Fürchten
Fürchten,
[
365-366] verb. reg. act. Furcht
empfinden. 1. In der eigentlichen Bedeutung des Hauptwortes, eigentlich vor
Furcht zittern, aber in weiterer Bedeutung auch von geringern Graden dieser
Empfindung, und zwar mit der vierten Endung der gefürchteten Sache. Ich fürchte
(fürchtete) das Volk und gehorchte ihrer Stimme, 5 Sam. 15, 24. Der so aller
Herr ist, wird keines Person fürchten, Weish. 6, 8. Fürchte den Tod nicht, Sir.
41, 5. Nur der fürchtet die Verachtung, der heimlich empfindet, daß er sie
verdienet, Hermes. Entschlossen, Bedrückungen zu ertragen, die er vermuthen
konnte, aber nicht zu fürchten schien, Sonnenf. Das Laster scheut die Ewigkeit,
weil es genöthiget ist, einen Gott knechtisch zu fürchten, Gell. Meinen Oheim
fürchte ich mehr als meine Mutter. Ein gebranntes Kind fürchtet das Feuer. Ein
Kind fürchten machen, nicht zu fürchten. Ingleichen in Gestalt eines Reciproci,
mit der vierten Endung der Person, sich fürchten. Er fürchtet sich
außerordentlich. Ich fürchte mich, zu ihm zu gehen, hier zu bleiben u. s. f.

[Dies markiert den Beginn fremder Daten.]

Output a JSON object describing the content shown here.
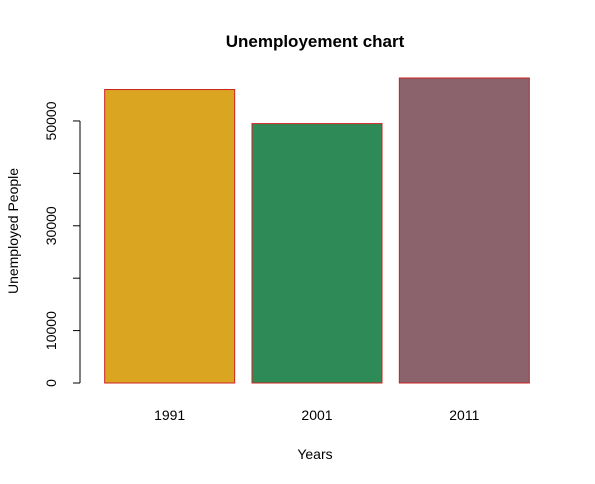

Die Sache, welche der Gegenstand der Furcht ist, bekommt das Vorwort vor mit
der dritten Endung. Sich vor dem Tode, vor dem Gewitter, vor der Strafe, vor
einem Menschen fürchten. Wo es im gemeinen Leben oft absolute gebraucht wird,
für sich vor Gespenstern fürchten. Er fürchtet sich nicht. Sich des Lebens
fürchten, Jos. 9, 24, wegen seines Lebens in Furcht stehen, ist im
Hochdeutschen ungewöhnlich; doch sagt man im gemeinen Leben, sich der Sünde
fürchten, sich scheuen selbige zu begehen. Wenn ihr euch der Sünde nicht
scheuet, so solltet ihr euch der Schande fürchten, Hermes. 2. Figürlich. 1)
Sich fürchten, jemanden zu beleidigen, Ehrfurcht vor ihm empfinden, wo es
besonders von der Ehrfurcht vor Gott, in Gestalt eines Activi mit der vierten
Endung des Hauptwortes gebraucht wird, und so wie Furcht oft den ganzen innern
und äußern Gottesdienst in sich begreift. Da die Kinder Israel wider den Herren
sündigten - und andere Götter fürchteten, 2 Kön. 17, 7. Fürchtet keine andere
Götter und bethet sie nicht an, V. 35, 37. Im Hochdeutschen gebraucht man es
nach dem Muster der Deutschen Bibel nur von der Ehrfurcht gegen den wahren
Gott, und von der aus Liebe herrührenden Scheu, ihn zu beleidigen. Gott
fürchten, den Herrn fürchten, des Herren Nahmen fürchten, sind Ausdrücke,
welche in diesem Verstande häufig in der Bibel vorkommen. 2) Sich ein Übel mit
Furcht als möglich vorstellen, für befürchten. Was der Gottlose fürchtet, das
wird ihm begegnen, Sprichw. 10, 24. Noch mehr absolute. Ich fürchte, daß wir
verschiedene Meinungen haben werden, Gell. Ich fürchte, daß mir diese
unglückliche Entdeckung schon mehr als zu bekannt ist, ebend. Auch mit
Auslassung des daß und vermittelst des Conjunctivi. Ich fürchte sehr, er werde
nicht kommen. Ich fürchte, er möchte es erfahren. Zuweilen auch mit dem
Indicative. Ich fürchte, man irrt sich nicht. Sehr unnöthig ist es, nach dem
Muster der Lateiner noch ein nicht einzuflicken. Sie fürchtet noch, daß nicht
ihr Vater hinter die Sache komme, Gottsch. für, daß ihr Vater hinter die Sache
kommen möchte.
Ich fürcht' Achat, daß meine Schwäche nicht, Wenn ich sie
sprechen will, aus jeder Sylbe spricht, Schleg.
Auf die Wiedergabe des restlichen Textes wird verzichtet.